In particular, an element of the binary mask matrix M is set to one if the absolute value of the corresponding weight is greater than threshold s(ℓ); otherwise it is zero. The mask matrix between the gene layer and pathway layer (M(0)) is given from pathway databases, whereas other mask matrices (M(ℓ),ℓ≠0) are determined by:
$$ \mathbf{M}^{(\ell)}=\mathbbm{1}(|\mathbf{W}^{(\ell)} | \geq s^{(\ell)}), \indent \ell \neq 0, $$
(3)
where s(ℓ) is the optimal sparsity level; and the function 𝟙(x) returns one if x is true; otherwise it is zero. The optimal s(ℓ) is heuristically estimated on each layer in the sub-network to minimize the cost function. In this study, we considered a finite set of sparsity levels in a range of s=[0,100), and computed scores. Note that a sparsity level of zero produces a fully-connected layer, whereas that of 100 makes disconnected layers.
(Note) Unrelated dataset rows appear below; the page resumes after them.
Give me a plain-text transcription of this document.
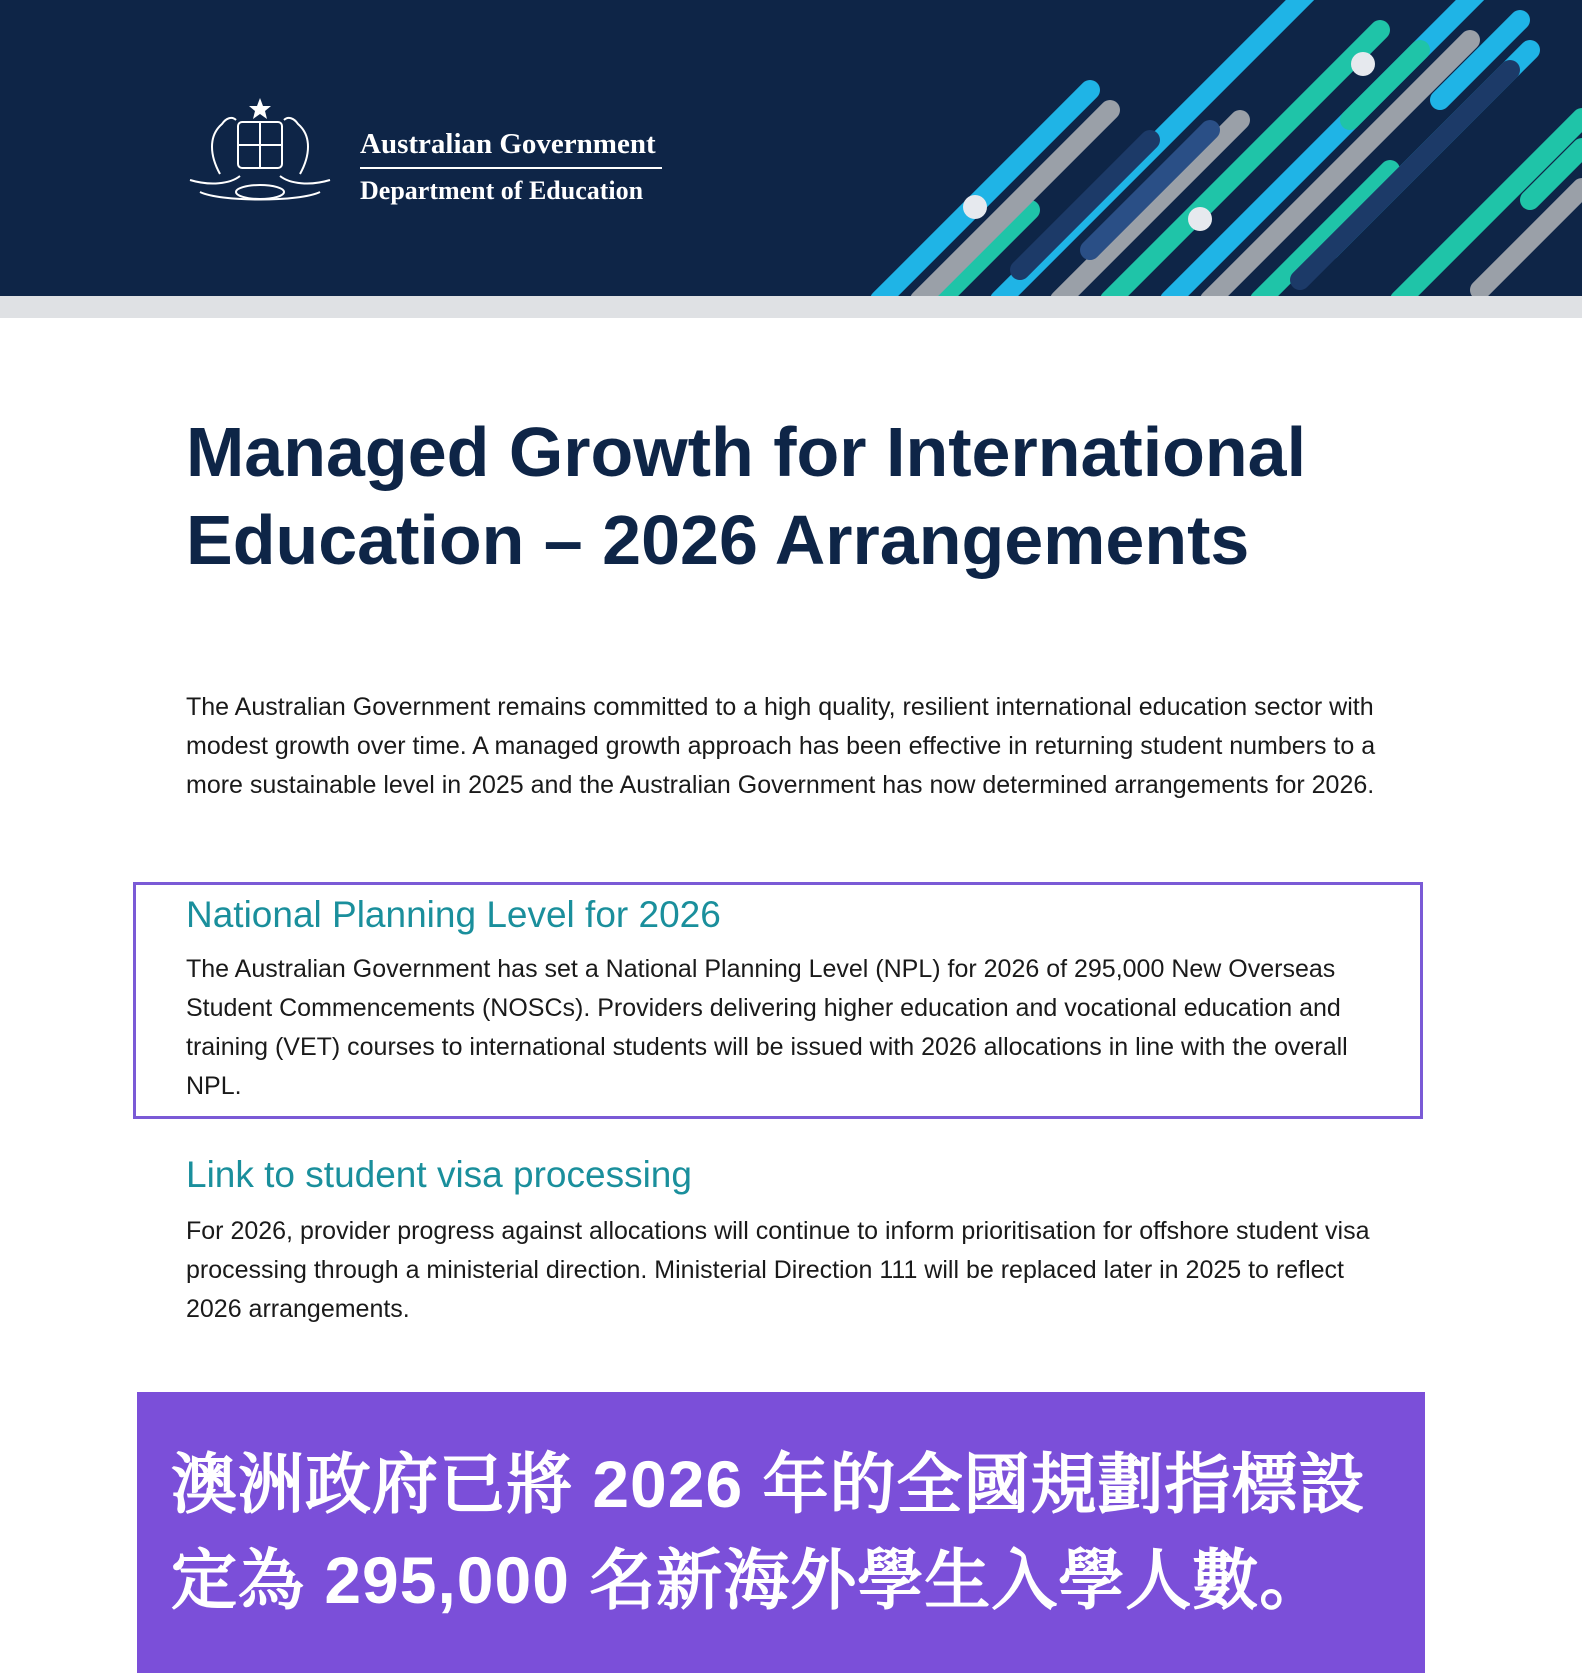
Australian Government
Department of Education
Managed Growth for International Education – 2026 Arrangements

The Australian Government remains committed to a high quality, resilient international education sector with modest growth over time. A managed growth approach has been effective in returning student numbers to a more sustainable level in 2025 and the Australian Government has now determined arrangements for 2026.

National Planning Level for 2026

The Australian Government has set a National Planning Level (NPL) for 2026 of 295,000 New Overseas Student Commencements (NOSCs). Providers delivering higher education and vocational education and training (VET) courses to international students will be issued with 2026 allocations in line with the overall NPL.

Link to student visa processing

For 2026, provider progress against allocations will continue to inform prioritisation for offshore student visa processing through a ministerial direction. Ministerial Direction 111 will be replaced later in 2025 to reflect 2026 arrangements.

澳洲政府已將 2026 年的全國規劃指標設定為 295,000 名新海外學生入學人數。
Then we approximated the cost function with respect to sparsity levels by applying a cubic-spline interpolation to the cost scores computed by the finite set of s. Finally, the sparsity level that minimizes the cost score was considered for the optimal sparsity level. The optimal s(ℓ) is approximated on each layer, individually, in the sub-network. The individual optimization of the sparsity on each layer represents various levels of biological associations on genes and pathways.